Why didn’t I think of this?  Also lists a lot of articles on failures of security. 
   Mudge and his wife, Sarah, a former NSA mathematician, have developed a first-of-its-kind method for testing and scoring the security of software — a method inspired partly by Underwriters Laboratories, that century-old entity responsible for the familiar circled UL seal that tells you your toaster and hair dryer have been tested for safety and won’t burst into flames.
Called the Cyber Independent Testing Lab, the Zatkos’ operation won’t tell you if your software is literally incendiary, but it will give you a way to comparison-shop browsers, applications, and antivirus products according to how hardened they are against attack.  It may also push software makers to improve their code to avoid a low score and remain competitive.
“There are applications out there that really do demonstrate good [security] hygiene … and the vast majority are somewhere else on the continuum from moderate to atrocious,” Peiter Zatko says.  “But the nice thing is that now you can actually see where the software package lives on that continuum.”

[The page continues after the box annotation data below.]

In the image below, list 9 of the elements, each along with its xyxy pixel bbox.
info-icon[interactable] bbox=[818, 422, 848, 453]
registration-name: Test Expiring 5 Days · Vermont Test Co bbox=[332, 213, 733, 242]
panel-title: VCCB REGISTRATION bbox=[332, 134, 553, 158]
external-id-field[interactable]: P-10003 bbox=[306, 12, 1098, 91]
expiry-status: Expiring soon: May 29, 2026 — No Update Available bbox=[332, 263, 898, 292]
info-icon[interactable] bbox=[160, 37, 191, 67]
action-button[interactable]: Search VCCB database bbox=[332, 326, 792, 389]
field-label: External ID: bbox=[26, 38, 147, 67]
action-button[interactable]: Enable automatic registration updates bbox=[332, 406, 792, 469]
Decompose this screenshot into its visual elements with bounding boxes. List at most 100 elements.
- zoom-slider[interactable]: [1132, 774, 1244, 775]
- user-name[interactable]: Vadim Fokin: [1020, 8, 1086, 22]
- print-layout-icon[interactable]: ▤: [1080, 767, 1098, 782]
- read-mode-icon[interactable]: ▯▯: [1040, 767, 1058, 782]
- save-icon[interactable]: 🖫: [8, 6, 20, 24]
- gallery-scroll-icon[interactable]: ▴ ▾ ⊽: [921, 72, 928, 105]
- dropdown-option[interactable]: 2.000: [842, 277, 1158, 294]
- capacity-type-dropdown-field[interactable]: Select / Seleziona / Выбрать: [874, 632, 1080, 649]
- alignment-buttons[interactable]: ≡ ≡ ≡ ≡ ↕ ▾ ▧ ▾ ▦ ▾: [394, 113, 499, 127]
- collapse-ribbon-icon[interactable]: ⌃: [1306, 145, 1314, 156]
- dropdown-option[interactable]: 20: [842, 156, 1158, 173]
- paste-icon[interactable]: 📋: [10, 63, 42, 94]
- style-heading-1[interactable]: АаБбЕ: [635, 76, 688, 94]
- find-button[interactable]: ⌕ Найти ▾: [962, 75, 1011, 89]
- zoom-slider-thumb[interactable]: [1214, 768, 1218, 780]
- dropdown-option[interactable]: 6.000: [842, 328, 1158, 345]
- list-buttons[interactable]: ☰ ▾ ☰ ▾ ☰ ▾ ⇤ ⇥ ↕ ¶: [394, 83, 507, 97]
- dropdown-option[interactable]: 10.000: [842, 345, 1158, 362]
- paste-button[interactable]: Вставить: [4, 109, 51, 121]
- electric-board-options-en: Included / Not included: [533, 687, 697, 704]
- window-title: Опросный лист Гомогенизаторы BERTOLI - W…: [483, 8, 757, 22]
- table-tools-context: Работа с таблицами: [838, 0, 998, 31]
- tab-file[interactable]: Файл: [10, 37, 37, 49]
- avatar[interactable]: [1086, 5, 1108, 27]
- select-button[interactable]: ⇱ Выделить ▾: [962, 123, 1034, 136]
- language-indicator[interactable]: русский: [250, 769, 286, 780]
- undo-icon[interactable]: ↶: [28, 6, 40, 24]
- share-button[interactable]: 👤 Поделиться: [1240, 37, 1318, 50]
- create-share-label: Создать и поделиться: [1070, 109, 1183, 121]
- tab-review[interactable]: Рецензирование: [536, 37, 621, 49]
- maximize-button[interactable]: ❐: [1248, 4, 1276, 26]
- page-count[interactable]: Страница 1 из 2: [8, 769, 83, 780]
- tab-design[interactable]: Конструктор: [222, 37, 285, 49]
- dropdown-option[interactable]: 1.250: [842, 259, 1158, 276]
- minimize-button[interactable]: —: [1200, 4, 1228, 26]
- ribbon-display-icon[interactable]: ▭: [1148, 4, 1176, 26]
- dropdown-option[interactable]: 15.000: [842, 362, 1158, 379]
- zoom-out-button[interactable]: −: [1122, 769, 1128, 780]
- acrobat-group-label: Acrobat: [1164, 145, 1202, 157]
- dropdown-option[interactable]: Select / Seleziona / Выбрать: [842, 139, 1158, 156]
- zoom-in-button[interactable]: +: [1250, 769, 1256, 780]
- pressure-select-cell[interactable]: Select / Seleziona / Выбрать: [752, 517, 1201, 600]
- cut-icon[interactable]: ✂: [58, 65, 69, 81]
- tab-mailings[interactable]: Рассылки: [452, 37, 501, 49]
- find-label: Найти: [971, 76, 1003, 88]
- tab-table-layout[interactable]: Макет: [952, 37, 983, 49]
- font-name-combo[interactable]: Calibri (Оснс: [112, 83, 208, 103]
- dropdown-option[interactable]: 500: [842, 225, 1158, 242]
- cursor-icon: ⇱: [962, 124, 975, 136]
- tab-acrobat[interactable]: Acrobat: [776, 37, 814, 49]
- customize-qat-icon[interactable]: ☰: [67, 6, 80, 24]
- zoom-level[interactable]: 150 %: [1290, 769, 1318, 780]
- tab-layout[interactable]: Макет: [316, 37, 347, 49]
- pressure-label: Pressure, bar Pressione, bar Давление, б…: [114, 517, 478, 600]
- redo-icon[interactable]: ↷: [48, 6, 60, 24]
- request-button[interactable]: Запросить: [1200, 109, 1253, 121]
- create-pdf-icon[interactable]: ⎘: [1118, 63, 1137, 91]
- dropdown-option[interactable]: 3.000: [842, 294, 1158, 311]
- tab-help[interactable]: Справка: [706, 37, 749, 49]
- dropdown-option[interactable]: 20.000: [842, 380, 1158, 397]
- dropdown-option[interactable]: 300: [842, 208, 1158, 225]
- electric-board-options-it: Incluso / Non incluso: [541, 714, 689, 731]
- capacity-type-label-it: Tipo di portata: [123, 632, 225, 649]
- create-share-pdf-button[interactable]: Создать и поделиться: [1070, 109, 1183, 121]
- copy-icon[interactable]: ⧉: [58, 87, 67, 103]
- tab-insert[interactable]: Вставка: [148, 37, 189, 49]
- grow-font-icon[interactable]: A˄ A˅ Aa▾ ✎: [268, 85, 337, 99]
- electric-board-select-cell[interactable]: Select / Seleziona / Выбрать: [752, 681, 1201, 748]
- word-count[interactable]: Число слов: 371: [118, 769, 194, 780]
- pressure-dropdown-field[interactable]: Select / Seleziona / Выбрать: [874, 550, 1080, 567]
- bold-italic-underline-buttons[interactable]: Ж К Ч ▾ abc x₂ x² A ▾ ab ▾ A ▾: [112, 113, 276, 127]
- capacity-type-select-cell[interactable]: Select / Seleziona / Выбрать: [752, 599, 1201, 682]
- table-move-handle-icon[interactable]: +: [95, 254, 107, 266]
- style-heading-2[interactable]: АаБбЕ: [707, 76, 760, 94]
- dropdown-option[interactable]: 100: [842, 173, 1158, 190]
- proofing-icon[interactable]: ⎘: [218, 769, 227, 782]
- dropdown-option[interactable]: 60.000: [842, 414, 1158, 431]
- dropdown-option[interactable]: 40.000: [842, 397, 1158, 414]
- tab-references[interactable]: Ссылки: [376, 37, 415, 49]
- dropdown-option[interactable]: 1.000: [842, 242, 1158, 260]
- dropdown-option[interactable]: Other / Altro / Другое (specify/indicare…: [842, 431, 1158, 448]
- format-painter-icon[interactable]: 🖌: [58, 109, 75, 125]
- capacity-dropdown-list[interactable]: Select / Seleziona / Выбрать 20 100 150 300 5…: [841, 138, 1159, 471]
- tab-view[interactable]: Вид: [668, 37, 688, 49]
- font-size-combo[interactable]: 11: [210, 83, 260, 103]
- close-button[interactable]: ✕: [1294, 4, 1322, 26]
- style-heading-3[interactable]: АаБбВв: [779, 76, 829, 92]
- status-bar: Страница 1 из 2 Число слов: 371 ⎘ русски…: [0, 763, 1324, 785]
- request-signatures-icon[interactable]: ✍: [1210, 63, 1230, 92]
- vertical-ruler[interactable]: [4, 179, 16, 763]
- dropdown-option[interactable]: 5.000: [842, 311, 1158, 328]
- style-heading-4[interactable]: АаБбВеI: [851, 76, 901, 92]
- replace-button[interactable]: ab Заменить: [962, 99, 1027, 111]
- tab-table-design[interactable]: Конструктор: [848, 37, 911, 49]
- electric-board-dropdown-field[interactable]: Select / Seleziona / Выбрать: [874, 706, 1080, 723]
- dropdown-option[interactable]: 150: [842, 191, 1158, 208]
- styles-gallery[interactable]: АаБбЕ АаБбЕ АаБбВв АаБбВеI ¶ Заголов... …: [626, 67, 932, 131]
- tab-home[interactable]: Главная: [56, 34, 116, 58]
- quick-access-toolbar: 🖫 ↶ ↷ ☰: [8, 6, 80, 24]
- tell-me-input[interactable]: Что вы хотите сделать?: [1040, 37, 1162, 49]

Joshua Corman, founder of I Am the Cavalry, a group aimed at improving the security of software in critical devices like cars and medical devices, and head of the Cyber Statecraft Initiative for the Atlantic Council, says the public is in sore need of data that can help people assess the security of software products.

Perspective.  A very “hands on” business, lifted by online sales – which it delivers. 
UPS Profits Rise on E-Commerce Growth
Revenue increased 3.8% to $14.63 billion for the second quarter, while profit rose to $1.27 billion.  UPS forecast its e-commerce business will grow faster than expected through the end of the year, as U.S. consumers continue to show strength.

For the paranoid or the easily annoyed?  
Google Search now helps you set up email notifications for when you’re mentioned on the web
Now when you Google yourself, so long as you’re logged in to Google and you’ve allowed Google to save your web and app activity, Google will show you a new widget at the bottom of the first page of search results that will help you easily set up a new Google Alert for new references of your name.
This is a reasonable move for Google to make. Google Alerts have been around since 2003.  These days if you want to find out what’s online about you, you Google yourself, you don’t set up a Google Alert.  But the thing is even though they’re not the hot new thing, Google Alerts work well. You can adjust settings like email frequency, source types, languages, regions, whether to only send the best results, and the email address to send alerts to.  So Google Alerts provide the back end for this new tool.